Average monthly relative humidity from the observed data and simulated with the weather generator for different climate periods a 1962–1992, b 2000–2009, c 2046–2065, and d 2081–2100. The diamonds represent the observed values for the period of 1962–1992 (subplot a), and the triangles represent the observed values for the period of 2000–2009 (subplot b), the dashed line is the mean of the ensemble of generated climate trajectories for the control scenario, the vertical bars represent the 5th and 95th percentiles (subplots a, b, c, and d), the solid gray lines represent the result obtained using the medians of the factors of change PDFs (subplots b, c, and d). The thin green lines represent the ensemble of climate realizations obtained with the BWA approach. The blue dotted lines and blue bars are the results of the SA simulation approach (subplots b, c, and d)

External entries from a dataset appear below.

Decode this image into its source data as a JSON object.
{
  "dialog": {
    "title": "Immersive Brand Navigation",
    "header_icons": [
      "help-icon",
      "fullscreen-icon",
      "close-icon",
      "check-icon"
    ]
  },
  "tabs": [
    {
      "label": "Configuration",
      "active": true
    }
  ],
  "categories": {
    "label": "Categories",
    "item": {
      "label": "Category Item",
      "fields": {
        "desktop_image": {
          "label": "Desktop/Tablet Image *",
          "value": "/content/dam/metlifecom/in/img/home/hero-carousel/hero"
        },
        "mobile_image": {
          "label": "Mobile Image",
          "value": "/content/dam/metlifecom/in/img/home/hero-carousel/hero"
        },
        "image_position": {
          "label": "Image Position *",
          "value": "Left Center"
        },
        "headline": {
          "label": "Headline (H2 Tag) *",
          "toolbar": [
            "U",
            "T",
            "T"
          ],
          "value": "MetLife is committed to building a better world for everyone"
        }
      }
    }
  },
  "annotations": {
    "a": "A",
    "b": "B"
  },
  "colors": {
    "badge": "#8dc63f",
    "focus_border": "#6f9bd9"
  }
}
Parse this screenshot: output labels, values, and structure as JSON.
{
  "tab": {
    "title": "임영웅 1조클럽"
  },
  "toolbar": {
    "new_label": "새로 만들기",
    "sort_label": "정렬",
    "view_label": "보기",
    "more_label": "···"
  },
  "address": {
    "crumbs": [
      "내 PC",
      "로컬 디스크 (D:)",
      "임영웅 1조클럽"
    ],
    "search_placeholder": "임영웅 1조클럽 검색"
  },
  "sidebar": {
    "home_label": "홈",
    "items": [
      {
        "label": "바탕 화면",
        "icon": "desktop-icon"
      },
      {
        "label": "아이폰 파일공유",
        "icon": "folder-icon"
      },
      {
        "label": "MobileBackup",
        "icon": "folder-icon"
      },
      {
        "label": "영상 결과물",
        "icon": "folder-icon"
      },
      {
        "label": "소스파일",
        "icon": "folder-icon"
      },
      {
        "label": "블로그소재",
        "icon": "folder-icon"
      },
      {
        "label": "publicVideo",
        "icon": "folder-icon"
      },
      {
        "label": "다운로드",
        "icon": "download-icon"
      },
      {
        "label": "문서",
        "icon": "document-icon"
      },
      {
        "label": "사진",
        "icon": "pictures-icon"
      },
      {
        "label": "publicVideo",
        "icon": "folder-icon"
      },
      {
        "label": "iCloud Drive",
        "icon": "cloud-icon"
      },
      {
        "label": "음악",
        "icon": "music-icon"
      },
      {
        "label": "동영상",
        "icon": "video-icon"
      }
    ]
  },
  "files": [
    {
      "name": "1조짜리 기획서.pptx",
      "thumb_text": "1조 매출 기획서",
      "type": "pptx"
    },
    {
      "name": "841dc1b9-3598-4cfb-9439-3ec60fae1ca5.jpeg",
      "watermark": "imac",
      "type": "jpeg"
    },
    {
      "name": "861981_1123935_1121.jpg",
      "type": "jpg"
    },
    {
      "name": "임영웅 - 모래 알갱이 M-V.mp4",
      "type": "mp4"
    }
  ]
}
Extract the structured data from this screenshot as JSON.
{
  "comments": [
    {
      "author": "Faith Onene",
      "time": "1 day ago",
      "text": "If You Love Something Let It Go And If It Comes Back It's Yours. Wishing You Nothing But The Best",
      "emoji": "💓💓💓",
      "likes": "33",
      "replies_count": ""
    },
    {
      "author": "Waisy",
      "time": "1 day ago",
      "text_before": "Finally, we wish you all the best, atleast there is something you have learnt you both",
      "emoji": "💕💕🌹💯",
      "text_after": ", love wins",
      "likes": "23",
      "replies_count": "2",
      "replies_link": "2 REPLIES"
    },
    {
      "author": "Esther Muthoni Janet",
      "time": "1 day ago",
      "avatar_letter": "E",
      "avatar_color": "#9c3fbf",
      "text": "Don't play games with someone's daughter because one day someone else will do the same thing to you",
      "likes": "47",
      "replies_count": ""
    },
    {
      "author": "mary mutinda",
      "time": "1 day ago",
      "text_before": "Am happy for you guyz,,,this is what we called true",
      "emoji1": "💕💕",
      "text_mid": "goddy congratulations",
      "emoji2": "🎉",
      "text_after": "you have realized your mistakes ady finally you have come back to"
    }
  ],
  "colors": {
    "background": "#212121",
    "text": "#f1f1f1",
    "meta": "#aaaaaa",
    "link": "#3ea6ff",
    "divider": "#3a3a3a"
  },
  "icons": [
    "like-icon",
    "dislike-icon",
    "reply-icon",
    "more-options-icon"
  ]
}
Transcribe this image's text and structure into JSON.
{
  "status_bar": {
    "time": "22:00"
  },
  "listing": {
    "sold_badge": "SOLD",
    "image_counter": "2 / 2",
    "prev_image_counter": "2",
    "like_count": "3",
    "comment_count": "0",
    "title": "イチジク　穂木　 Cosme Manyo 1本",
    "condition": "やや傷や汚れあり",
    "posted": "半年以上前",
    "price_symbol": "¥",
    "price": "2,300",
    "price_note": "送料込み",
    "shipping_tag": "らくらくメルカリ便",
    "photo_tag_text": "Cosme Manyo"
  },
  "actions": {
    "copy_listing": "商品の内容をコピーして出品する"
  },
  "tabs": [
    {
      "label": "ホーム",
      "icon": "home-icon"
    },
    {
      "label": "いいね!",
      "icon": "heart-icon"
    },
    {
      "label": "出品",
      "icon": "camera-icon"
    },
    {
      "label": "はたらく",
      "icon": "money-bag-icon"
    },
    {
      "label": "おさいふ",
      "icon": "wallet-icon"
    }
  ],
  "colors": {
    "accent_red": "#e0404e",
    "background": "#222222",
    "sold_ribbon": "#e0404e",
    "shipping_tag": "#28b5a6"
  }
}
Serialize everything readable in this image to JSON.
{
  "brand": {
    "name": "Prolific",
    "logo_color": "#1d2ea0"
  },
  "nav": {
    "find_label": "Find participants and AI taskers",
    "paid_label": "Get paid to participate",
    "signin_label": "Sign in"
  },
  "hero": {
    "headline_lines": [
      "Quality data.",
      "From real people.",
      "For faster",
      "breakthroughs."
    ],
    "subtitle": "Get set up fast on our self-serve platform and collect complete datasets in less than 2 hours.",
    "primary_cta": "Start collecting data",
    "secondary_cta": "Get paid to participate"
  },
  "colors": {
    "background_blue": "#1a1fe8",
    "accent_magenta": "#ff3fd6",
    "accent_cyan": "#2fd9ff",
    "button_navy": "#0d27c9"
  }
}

The daily cycle of relative humidity is reproduced by AWE-GEN for the control scenario quite well, especially for the midday and late evening hours (Fig. 10a). However, similarly to the diurnal cycle of air temperature, the simulated changes are distributed evenly within a day (Fig. 10b–d). Conversely, the observed changes of daily cycle of relative humidity between the periods of 1962–1992 and 2000–2009 exhibit a diurnal pattern with a larger decrease of relative humidity during morning (hour 5–12) and almost unchanged dynamics during late evening hours (hour 16–23) (Fig. 10a, b). Fig. 10b also confirms a substantial underestimation of the change in relative humidity for the validation period of 2000 through 2009.

Fig. 10

The mean diurnal cycle of relative humidity from the observed data and simulated with the weather generator for different climate periods a 1962–1992, b 2000–2009, c 2046– 2065, and d 2081–2100. The diamonds represent the observed values for the period of 1962–1992 (subplot a), and the triangles represent the observed values for the period of 2000–2009 (subplot b), the dashed line is the mean of the ensemble of generated climate trajectories for the control scenario, the vertical bars represent the 5th and 95th percentiles (subplots a, b, c, and d), the solid gray lines represent the result obtained using the medians of the factors of change PDFs (subplots b, c, and d). The thin green lines represent the ensemble of climate realizations obtained with the BWA approach. The blue dotted lines and blue bars are the results of the SA simulation approach (subplots b, c, and d)

It should be noted that the inferred changes in relative humidity are mainly a result of changes in air temperature. This is likely to be the reason why the presented results agree well with observations, at least in terms of change patterns. Relative humidity can be transformed to vapor pressure but its changes at the monthly scale are typically minor (not shown), with the annual difference between the 1962–1992 and 2000–2009 periods equal to +38 Pa for the simulated results, and −6 Pa for observations. These values are small and can be considered negligible. When predictions for the later periods are analyzed, the simulated mean vapor pressure tends to slightly increase: +98 Pa for the period of 2046–2065, and +134 Pa for the period of 2081–2100. This agrees with theoretical expectations of an increase in atmospheric water vapor due to the higher saturation vapor pressure of a warmer air (Held and Soden 2006; Pall et al. 2007; Lenderink and vanMeijgaard 2008; Schneider et al. 2010). Note that these predicted changes represent an outcome of imposed internal linkages among meteorological variables in AWE-GEN. They demonstrate the capability of the weather generator to effectively transfer the implication of the factors of change of precipitation and air temperature to other variables.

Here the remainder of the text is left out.